Moreover, different algorithms are tested for particle detection on several existing images from industrial and academic application examples. The results show the capabilities of inline imaging methods and compare accuracy and computation times of various bubble analysis algorithms. Based in this study, recommendations are provided as a guideline for choosing a suitable image analysis algorithm on specific particle detection problems. The imaging-based solution is used to study process engineering challenges; specifically the comparison of two different stirrer types for varying process conditions like stirrer speed and aeration rate will be discussed in detail.

Automated inline imaging techniques offer significant possibilities in process engineering in general and specifically for process control, design and scale-up tasks.

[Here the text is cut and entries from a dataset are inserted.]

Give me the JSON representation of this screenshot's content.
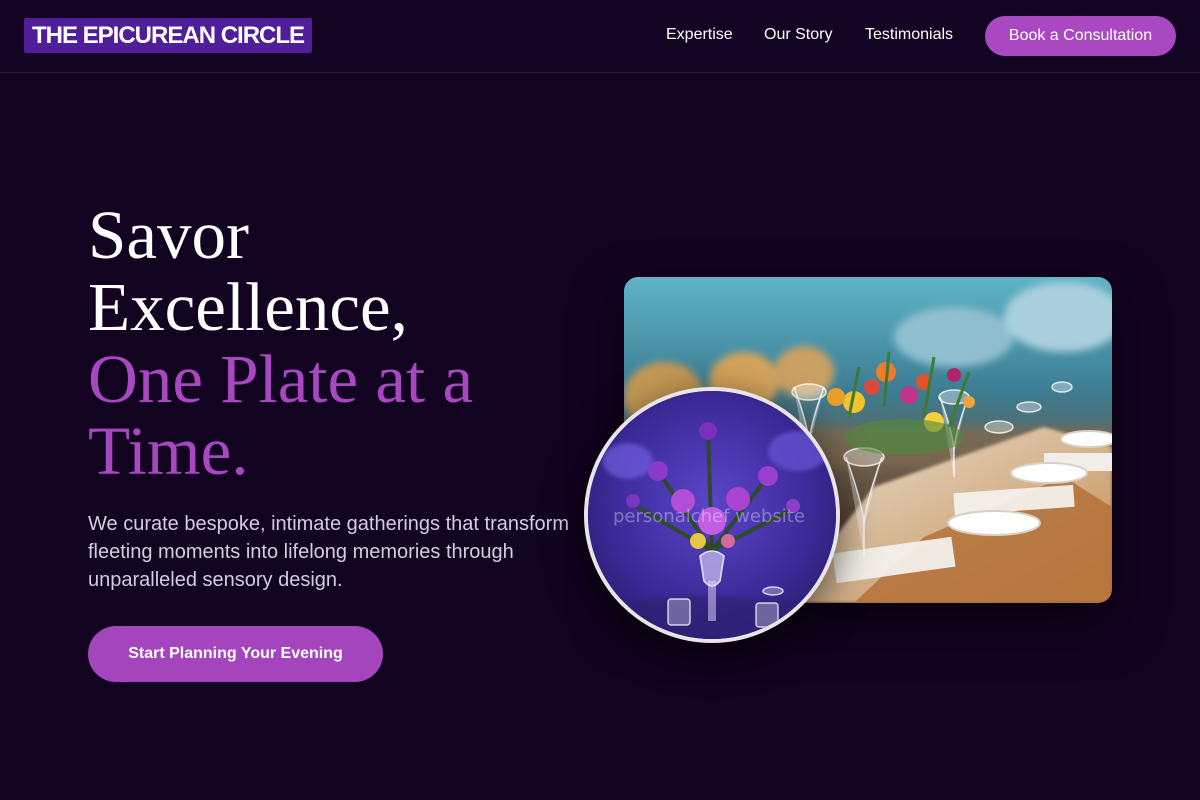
{
  "brand": {
    "logo_text": "THE EPICUREAN CIRCLE"
  },
  "nav": {
    "links": [
      {
        "label": "Expertise"
      },
      {
        "label": "Our Story"
      },
      {
        "label": "Testimonials"
      }
    ],
    "cta_label": "Book a Consultation"
  },
  "hero": {
    "headline_line1": "Savor",
    "headline_line2": "Excellence,",
    "headline_accent_line1": "One Plate at a",
    "headline_accent_line2": "Time.",
    "subtext": "We curate bespoke, intimate gatherings that transform fleeting moments into lifelong memories through unparalleled sensory design.",
    "cta_label": "Start Planning Your Evening"
  },
  "media": {
    "main_photo_subject": "banquet-table-with-flowers",
    "circle_photo_subject": "purple-floral-centerpiece",
    "watermark": "personalchef website"
  },
  "colors": {
    "background": "#120320",
    "accent": "#a848c0",
    "logo_bg": "#4f1f99",
    "text": "#ffffff",
    "muted_text": "#d6cbe0"
  }
}
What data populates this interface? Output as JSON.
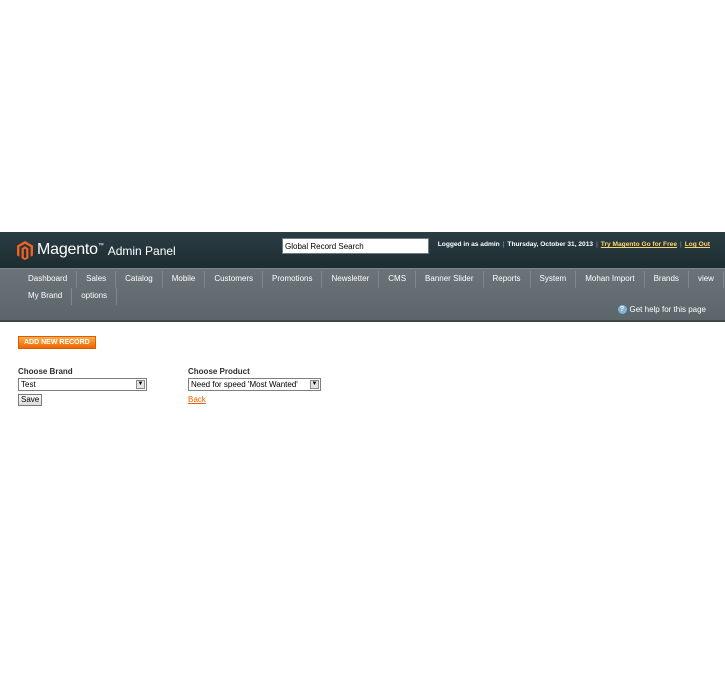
{
  "header": {
    "brand_name": "Magento",
    "brand_tm": "™",
    "brand_suffix": "Admin Panel",
    "search_value": "Global Record Search",
    "logged_in": "Logged in as admin",
    "date": "Thursday, October 31, 2013",
    "try_link": "Try Magento Go for Free",
    "logout_link": "Log Out"
  },
  "nav": {
    "row1": [
      "Dashboard",
      "Sales",
      "Catalog",
      "Mobile",
      "Customers",
      "Promotions",
      "Newsletter",
      "CMS",
      "Banner Slider",
      "Reports",
      "System",
      "Mohan Import",
      "Brands",
      "view"
    ],
    "row2": [
      "My Brand",
      "options"
    ],
    "help": "Get help for this page"
  },
  "form": {
    "add_button": "ADD NEW RECORD",
    "brand_label": "Choose Brand",
    "brand_selected": "Test",
    "product_label": "Choose Product",
    "product_selected": "Need for speed 'Most Wanted'",
    "save_button": "Save",
    "back_link": "Back"
  },
  "colors": {
    "header_bg": "#1d2c31",
    "nav_bg": "#5b656a",
    "accent_orange": "#ed6502",
    "link_yellow": "#ffd36e"
  },
  "icons": {
    "logo": "magento-logo-icon",
    "help": "help-icon",
    "dropdown": "chevron-down-icon"
  }
}
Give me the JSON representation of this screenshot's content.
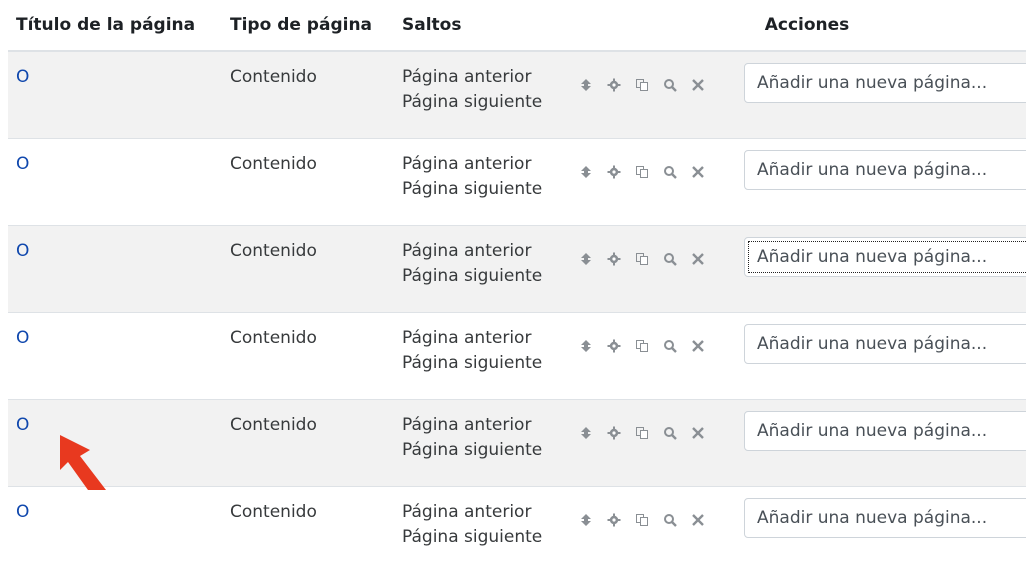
{
  "headers": {
    "title": "Título de la página",
    "type": "Tipo de página",
    "jumps": "Saltos",
    "actions": "Acciones"
  },
  "rows": [
    {
      "title": "O",
      "type": "Contenido",
      "jump1": "Página anterior",
      "jump2": "Página siguiente",
      "select": "Añadir una nueva página..."
    },
    {
      "title": "O",
      "type": "Contenido",
      "jump1": "Página anterior",
      "jump2": "Página siguiente",
      "select": "Añadir una nueva página..."
    },
    {
      "title": "O",
      "type": "Contenido",
      "jump1": "Página anterior",
      "jump2": "Página siguiente",
      "select": "Añadir una nueva página..."
    },
    {
      "title": "O",
      "type": "Contenido",
      "jump1": "Página anterior",
      "jump2": "Página siguiente",
      "select": "Añadir una nueva página..."
    },
    {
      "title": "O",
      "type": "Contenido",
      "jump1": "Página anterior",
      "jump2": "Página siguiente",
      "select": "Añadir una nueva página..."
    },
    {
      "title": "O",
      "type": "Contenido",
      "jump1": "Página anterior",
      "jump2": "Página siguiente",
      "select": "Añadir una nueva página..."
    }
  ],
  "icons": [
    "move-icon",
    "gear-icon",
    "copy-icon",
    "search-icon",
    "close-icon"
  ],
  "colors": {
    "link": "#0f47ad",
    "stripe": "#f2f2f2",
    "icon": "#8a8f94",
    "pointer": "#e8391f"
  }
}
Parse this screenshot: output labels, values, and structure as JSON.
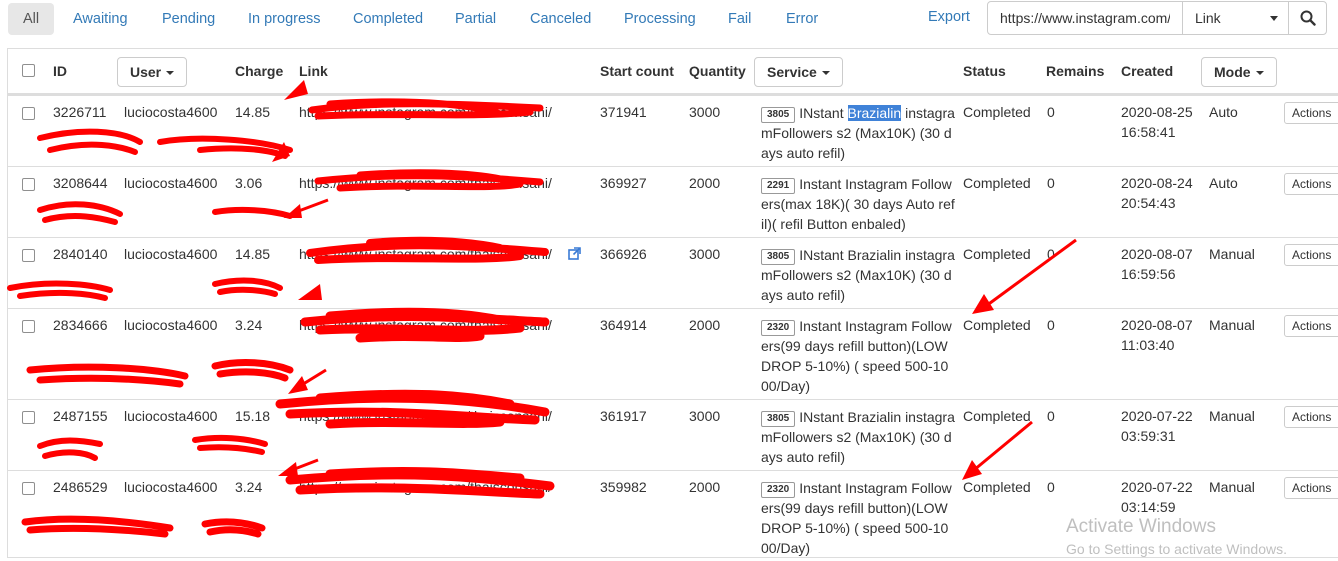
{
  "filters": {
    "tabs": [
      {
        "label": "All",
        "active": true
      },
      {
        "label": "Awaiting"
      },
      {
        "label": "Pending"
      },
      {
        "label": "In progress"
      },
      {
        "label": "Completed"
      },
      {
        "label": "Partial"
      },
      {
        "label": "Canceled"
      },
      {
        "label": "Processing"
      },
      {
        "label": "Fail"
      },
      {
        "label": "Error"
      }
    ],
    "export_label": "Export"
  },
  "search": {
    "value": "https://www.instagram.com/",
    "type_selected": "Link",
    "icon": "search-icon"
  },
  "table": {
    "headers": {
      "id": "ID",
      "user": "User",
      "charge": "Charge",
      "link": "Link",
      "start_count": "Start count",
      "quantity": "Quantity",
      "service": "Service",
      "status": "Status",
      "remains": "Remains",
      "created": "Created",
      "mode": "Mode"
    },
    "actions_label": "Actions",
    "rows": [
      {
        "id": "3226711",
        "user": "luciocosta4600",
        "charge": "14.85",
        "link": "https://www.instagram.com/thaisconsani/",
        "start_count": "371941",
        "quantity": "3000",
        "service_id": "3805",
        "service_pre": "INstant ",
        "service_hl": "Brazialin",
        "service_post": " instagramFollowers s2 (Max10K) (30 days auto refil)",
        "status": "Completed",
        "remains": "0",
        "created_date": "2020-08-25",
        "created_time": "16:58:41",
        "mode": "Auto"
      },
      {
        "id": "3208644",
        "user": "luciocosta4600",
        "charge": "3.06",
        "link": "https://www.instagram.com/thaisconsani/",
        "start_count": "369927",
        "quantity": "2000",
        "service_id": "2291",
        "service_pre": "Instant Instagram Followers(max 18K)( 30 days Auto refil)( refil Button enbaled)",
        "service_hl": "",
        "service_post": "",
        "status": "Completed",
        "remains": "0",
        "created_date": "2020-08-24",
        "created_time": "20:54:43",
        "mode": "Auto"
      },
      {
        "id": "2840140",
        "user": "luciocosta4600",
        "charge": "14.85",
        "link": "https://www.instagram.com/thaisconsani/",
        "start_count": "366926",
        "quantity": "3000",
        "service_id": "3805",
        "service_pre": "INstant Brazialin instagramFollowers s2 (Max10K) (30 days auto refil)",
        "service_hl": "",
        "service_post": "",
        "status": "Completed",
        "remains": "0",
        "created_date": "2020-08-07",
        "created_time": "16:59:56",
        "mode": "Manual"
      },
      {
        "id": "2834666",
        "user": "luciocosta4600",
        "charge": "3.24",
        "link": "https://www.instagram.com/thaisconsani/",
        "start_count": "364914",
        "quantity": "2000",
        "service_id": "2320",
        "service_pre": "Instant Instagram Followers(99 days refill button)(LOW DROP 5-10%) ( speed 500-1000/Day)",
        "service_hl": "",
        "service_post": "",
        "status": "Completed",
        "remains": "0",
        "created_date": "2020-08-07",
        "created_time": "11:03:40",
        "mode": "Manual"
      },
      {
        "id": "2487155",
        "user": "luciocosta4600",
        "charge": "15.18",
        "link": "https://www.instagram.com/thaisconsani/",
        "start_count": "361917",
        "quantity": "3000",
        "service_id": "3805",
        "service_pre": "INstant Brazialin instagramFollowers s2 (Max10K) (30 days auto refil)",
        "service_hl": "",
        "service_post": "",
        "status": "Completed",
        "remains": "0",
        "created_date": "2020-07-22",
        "created_time": "03:59:31",
        "mode": "Manual"
      },
      {
        "id": "2486529",
        "user": "luciocosta4600",
        "charge": "3.24",
        "link": "https://www.instagram.com/thaisconsani/",
        "start_count": "359982",
        "quantity": "2000",
        "service_id": "2320",
        "service_pre": "Instant Instagram Followers(99 days refill button)(LOW DROP 5-10%) ( speed 500-1000/Day)",
        "service_hl": "",
        "service_post": "",
        "status": "Completed",
        "remains": "0",
        "created_date": "2020-07-22",
        "created_time": "03:14:59",
        "mode": "Manual"
      }
    ]
  },
  "watermark": {
    "title": "Activate Windows",
    "subtitle": "Go to Settings to activate Windows."
  },
  "colors": {
    "link": "#337ab7",
    "annotation_red": "#ff0000",
    "selection_highlight": "#3f82d8",
    "border": "#dddddd"
  }
}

Figure 1 – graphical display of the bubble detection results in a typical double image (image with detection above, original image below) [4, 5]

Literature

(1) G. Besagni, F. Inzoli, and T. Ziegenhein, Two-Phase Bubble Columns: A Comprehensive Review. ChemEngineering, 2(2) (2018): p. 13.

(2) A. Hofmann, G. Schembecker, and J. Merz, Role of bubble size for the performance of continuous foam fractionation in stripping mode. Colloids and Surfaces A: Physicochemical and Engineering Aspects, 473 (2015): p. 85-94.

(3) C. Martínez-Bazán, J.L. Montanés, and J.C. Lasheras, On the breakup of an air bubble injected into a fully developed turbulent flow. Part 1. Breakup frequency. Journal of Fluid Mechanics, 401 (1999): p. 157-182.

(4) R. Panckow, S. Maaß, J. Emmerich, and M. Kraume, Automated Quantification of Bubble Size Distributions in an Agitated Air/Water System. Chemie Ingenieur Technik, 85(7) (2013): p. 1036-1045.

(5) R.P. Panckow, G. Comandè, S. Maaß, and M. Kraume, Determination of Particle Size Distributions in Multiphase Systems Containing Nonspherical Fluid Particles. Chemical Engineering & Technology, 38(11) (2015): p. 2011-2016.